と御手洗もかなり不謹慎だ。いわゆる下世話な会話というやつ。

「しばらく前に智翁が秘書だか受付だかの子をクビにしたいと言ってきましたが・・・」

「そんな些末な人事に、智翁が?」

「いや、私も怪しいと思ったんですが、すぐに取り消してきたから、仕事上のことなんだと思います。さすがに2人だけでしょう」

 富士見法律事務所を出ながら王彦と御手洗は大きな収穫にほくそ笑んだ。

「口の軽い弁護士たちで良かった」

御手洗はそう言って高笑いした。


「サビーヌ、おまえもやっぱりチュールは好きなのか?」

 パソコンを閉じると信太郎はベッドに寝そべっているサビーヌに聞いた。

 最近では信太郎の寝室のベッドにもサビーヌは乗るようになっていた。ただ、信太郎の寝室と祥子の寝室を目的別に使い分けている節がある。

『あれは美味しいな。好きだ』

サビーヌが答えた。
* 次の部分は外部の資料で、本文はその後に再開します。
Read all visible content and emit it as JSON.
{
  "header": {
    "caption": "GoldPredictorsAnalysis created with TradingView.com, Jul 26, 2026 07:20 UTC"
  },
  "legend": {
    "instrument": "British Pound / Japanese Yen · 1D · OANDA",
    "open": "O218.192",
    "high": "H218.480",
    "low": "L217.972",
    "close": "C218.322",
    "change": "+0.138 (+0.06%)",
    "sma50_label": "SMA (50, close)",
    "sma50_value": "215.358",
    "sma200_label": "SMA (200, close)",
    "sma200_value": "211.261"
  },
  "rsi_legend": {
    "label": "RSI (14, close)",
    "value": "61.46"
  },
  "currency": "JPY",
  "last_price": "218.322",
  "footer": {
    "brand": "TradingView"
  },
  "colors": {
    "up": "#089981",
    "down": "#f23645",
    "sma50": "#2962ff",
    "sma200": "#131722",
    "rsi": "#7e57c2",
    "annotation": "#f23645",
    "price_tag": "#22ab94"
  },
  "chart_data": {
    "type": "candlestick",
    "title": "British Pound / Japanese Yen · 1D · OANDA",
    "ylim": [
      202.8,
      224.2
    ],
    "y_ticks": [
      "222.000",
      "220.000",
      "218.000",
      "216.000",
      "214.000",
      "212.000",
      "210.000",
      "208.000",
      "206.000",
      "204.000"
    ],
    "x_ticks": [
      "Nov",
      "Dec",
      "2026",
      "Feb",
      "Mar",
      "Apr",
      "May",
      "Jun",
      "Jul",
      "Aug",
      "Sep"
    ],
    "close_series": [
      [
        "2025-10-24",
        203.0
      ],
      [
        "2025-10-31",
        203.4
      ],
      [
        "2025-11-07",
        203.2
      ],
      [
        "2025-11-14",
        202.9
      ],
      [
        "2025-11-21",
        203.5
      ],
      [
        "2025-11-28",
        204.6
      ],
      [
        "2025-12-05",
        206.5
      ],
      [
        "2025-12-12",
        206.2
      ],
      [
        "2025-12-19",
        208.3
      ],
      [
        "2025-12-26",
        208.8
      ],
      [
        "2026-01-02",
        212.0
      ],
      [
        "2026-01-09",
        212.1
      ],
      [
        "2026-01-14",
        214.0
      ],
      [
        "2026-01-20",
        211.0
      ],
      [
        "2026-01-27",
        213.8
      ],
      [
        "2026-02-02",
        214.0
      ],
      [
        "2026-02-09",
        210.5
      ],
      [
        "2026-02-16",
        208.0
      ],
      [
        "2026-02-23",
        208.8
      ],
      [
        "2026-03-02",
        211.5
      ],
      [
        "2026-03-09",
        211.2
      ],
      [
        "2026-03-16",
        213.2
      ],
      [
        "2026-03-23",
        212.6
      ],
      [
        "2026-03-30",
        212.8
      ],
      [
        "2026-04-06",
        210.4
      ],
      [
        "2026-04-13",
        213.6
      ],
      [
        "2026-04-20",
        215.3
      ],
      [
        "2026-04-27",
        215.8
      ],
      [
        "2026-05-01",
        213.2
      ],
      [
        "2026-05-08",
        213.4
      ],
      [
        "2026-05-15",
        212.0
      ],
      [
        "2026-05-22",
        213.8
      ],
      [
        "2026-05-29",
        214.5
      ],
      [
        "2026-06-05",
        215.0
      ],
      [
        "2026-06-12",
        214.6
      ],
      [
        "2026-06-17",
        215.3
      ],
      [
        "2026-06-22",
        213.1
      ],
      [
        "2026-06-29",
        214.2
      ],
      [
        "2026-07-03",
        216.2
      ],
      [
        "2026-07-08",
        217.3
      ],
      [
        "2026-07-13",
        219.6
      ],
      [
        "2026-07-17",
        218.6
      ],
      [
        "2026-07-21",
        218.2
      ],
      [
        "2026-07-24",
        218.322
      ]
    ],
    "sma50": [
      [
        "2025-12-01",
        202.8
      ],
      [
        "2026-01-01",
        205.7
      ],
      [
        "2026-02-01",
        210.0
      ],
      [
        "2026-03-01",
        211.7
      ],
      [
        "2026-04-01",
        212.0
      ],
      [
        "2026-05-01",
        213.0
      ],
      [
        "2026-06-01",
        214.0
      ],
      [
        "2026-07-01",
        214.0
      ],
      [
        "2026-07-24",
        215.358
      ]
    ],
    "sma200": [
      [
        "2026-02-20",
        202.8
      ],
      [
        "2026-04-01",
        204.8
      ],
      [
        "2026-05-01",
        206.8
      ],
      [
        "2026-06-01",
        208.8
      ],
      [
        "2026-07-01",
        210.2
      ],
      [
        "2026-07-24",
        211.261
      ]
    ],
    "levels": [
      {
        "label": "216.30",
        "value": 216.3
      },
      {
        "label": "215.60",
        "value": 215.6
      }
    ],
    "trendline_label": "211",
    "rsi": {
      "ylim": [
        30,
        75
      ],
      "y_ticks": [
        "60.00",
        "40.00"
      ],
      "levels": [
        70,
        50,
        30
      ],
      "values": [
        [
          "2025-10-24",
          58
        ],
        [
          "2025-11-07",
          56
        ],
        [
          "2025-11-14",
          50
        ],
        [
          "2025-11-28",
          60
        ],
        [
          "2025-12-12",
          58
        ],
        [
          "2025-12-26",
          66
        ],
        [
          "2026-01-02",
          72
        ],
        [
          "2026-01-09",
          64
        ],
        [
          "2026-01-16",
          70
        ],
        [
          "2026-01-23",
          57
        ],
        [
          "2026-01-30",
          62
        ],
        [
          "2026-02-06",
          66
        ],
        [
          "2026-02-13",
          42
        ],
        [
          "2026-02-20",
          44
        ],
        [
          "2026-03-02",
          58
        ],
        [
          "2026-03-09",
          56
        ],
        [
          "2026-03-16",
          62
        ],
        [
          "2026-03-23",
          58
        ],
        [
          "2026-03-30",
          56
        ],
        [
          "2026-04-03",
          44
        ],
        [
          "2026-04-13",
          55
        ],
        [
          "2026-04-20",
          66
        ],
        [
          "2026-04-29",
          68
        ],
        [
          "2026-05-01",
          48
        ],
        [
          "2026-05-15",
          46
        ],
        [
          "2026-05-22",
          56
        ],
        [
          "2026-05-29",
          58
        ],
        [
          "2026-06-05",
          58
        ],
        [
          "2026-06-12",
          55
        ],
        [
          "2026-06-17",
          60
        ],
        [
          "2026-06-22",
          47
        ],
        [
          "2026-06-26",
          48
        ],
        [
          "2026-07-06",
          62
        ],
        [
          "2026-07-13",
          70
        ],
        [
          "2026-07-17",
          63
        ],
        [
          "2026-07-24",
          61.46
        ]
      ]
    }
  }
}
だが、信太郎は家の中でチュールを見たことがない。

「祥子はくれたか?」

『ああ、週に何度か。おまえは全然くれないな』

 サビーヌはそう言って頭をもたげて信太郎を見た。

「いや、家の中で見たことがないから・・・」

『母上はあれを鍵の掛かるドレッサーの引き出しにしまってある』

「そうなのか?」

『ああ。母上は、あれは特別な物が入っていて常習性があるから食べ過ぎはダメだと』

 信太郎は吹き出してしまった。チュールは決して麻薬みたいなもんじゃない。

ただ、サビーヌの腎臓を慮って無制限にはしなかったのだろう。信太郎はそう思い直した。

「よし、チュールを食べに行こう」

 信太郎が寝室を出るとサビーヌがベッドから飛び降りて着いて行った。